By: Greg Whittaker
Animal Husbandry Manager at Moody Gardens
As a boy growing up on a farm in upstate New York my world didn’t include sharks.
Unlike many of my colleagues that had aspirations of becoming Marine Biologists, I had no such lifelong dreams. I was content to spend my free time fishing in our pond, hunting in our woods, swimming on my high school team and generally being a free-spirited rural American kid.
I was steered into Marine Biology by my uncle who touted the field as a wide open frontier with high-wage job opportunities and since it involved both the inherent study of biology and water I thought, “Sounds cool.”
So I packed up what I assumed I would need and moved to Galveston to attend one of the top ranked Marine Biology programs in the nation, although secretly I was more excited about living on an island on the Gulf of Mexico. Most aspects of island life were much different than what I was used to, but there was fishing.
Fortunately for me and the local sharks, my undersized tackle and lack of local fishing knowledge ended most interactions with a speedy “catch and release.” As my conservation ethos and fishing experience both grew, these catch and release episodes were based more on my judgment and less on their toothy grins.
The three sharks that I’ve caught and kept have all ended up in my kitchen as my mom always insisted if I killed something I ate it. Shark meat can be prepared to taste very good, but there are several important steps from the moment you catch it to how you cook it that can change the final taste. I didn’t follow any of these steps and as a result, my fishing activities no longer result in sharks coming home for the dinner table.

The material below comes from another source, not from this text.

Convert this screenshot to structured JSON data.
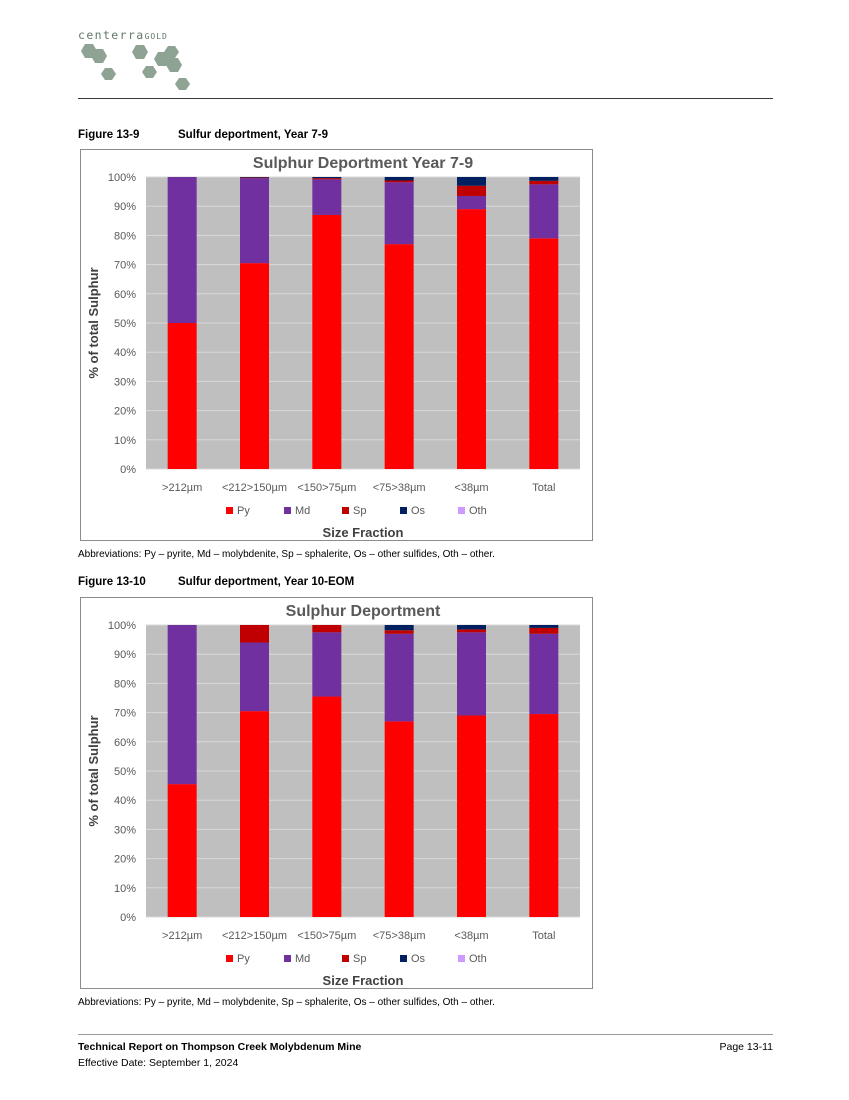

I had seen JAWS, and the increasingly ridiculous sequels, and I suppose my observations of the natural world kept me from falling prey to the anti-shark hysteria that those movies ingrained in so many viewers. I did gain just enough fear to feel uneasy during all those late night beach parties when we ventured out past the sandbars into the dark unknown.
I’ve come to appreciate that is a normal healthy phobia that we all should have as we’re entering the predators’ world at dinnertime. Many sharks rely on a balance of sight, smell and sensitive electrical sensing to find their food, and the twilight periods before sunrise and after sunset offer them the perfect competitive advantage in locating prey.
I find myself repeating the same speech every couple of years when we’re asked to comment on a local shark bite incident; “avoid swimming at dusk and dawn, always have a buddy to help out if there is a problem and avoid swimming where large schools of bait fish are found.”
Having worked with sharks in the aquarium environment for the last 24 years, I have a great appreciation for their place in the natural world. They are ancient and perfect in their ability to survive in so many specialized niches. They found their various jobs millions of years ago and continue to adapt to changes in the environment and pressures placed on them. Like apex predators in every ecosystem in the world, sharks are losing the battle with humans; habitat destruction, food web interruption, pollution, trophy hunting and simple misinformation based persecution. They are not the malicious killers portrayed in that 1975 movie that is perhaps responsible for many species’ spiraling populations today.
I still go fishing whenever I can get the time, and I still try to catch sharks as they are very worthy adversaries in that primal tug of war. Pictures are taken and care is given to efficiently release them so they can continue to do their job in the world around me.
The ones we keep are destined to become part of our living collection of ambassadors, maintained in as natural an environment as we can achieve so that our guests can come to see and appreciate them for the beautiful creatures they are. Maybe, if we’re successful and luck is on our side, we might even inspire a growing army of conservation minded individuals to re-evaluate our place in the natural world and take steps to ensure that all species have a future.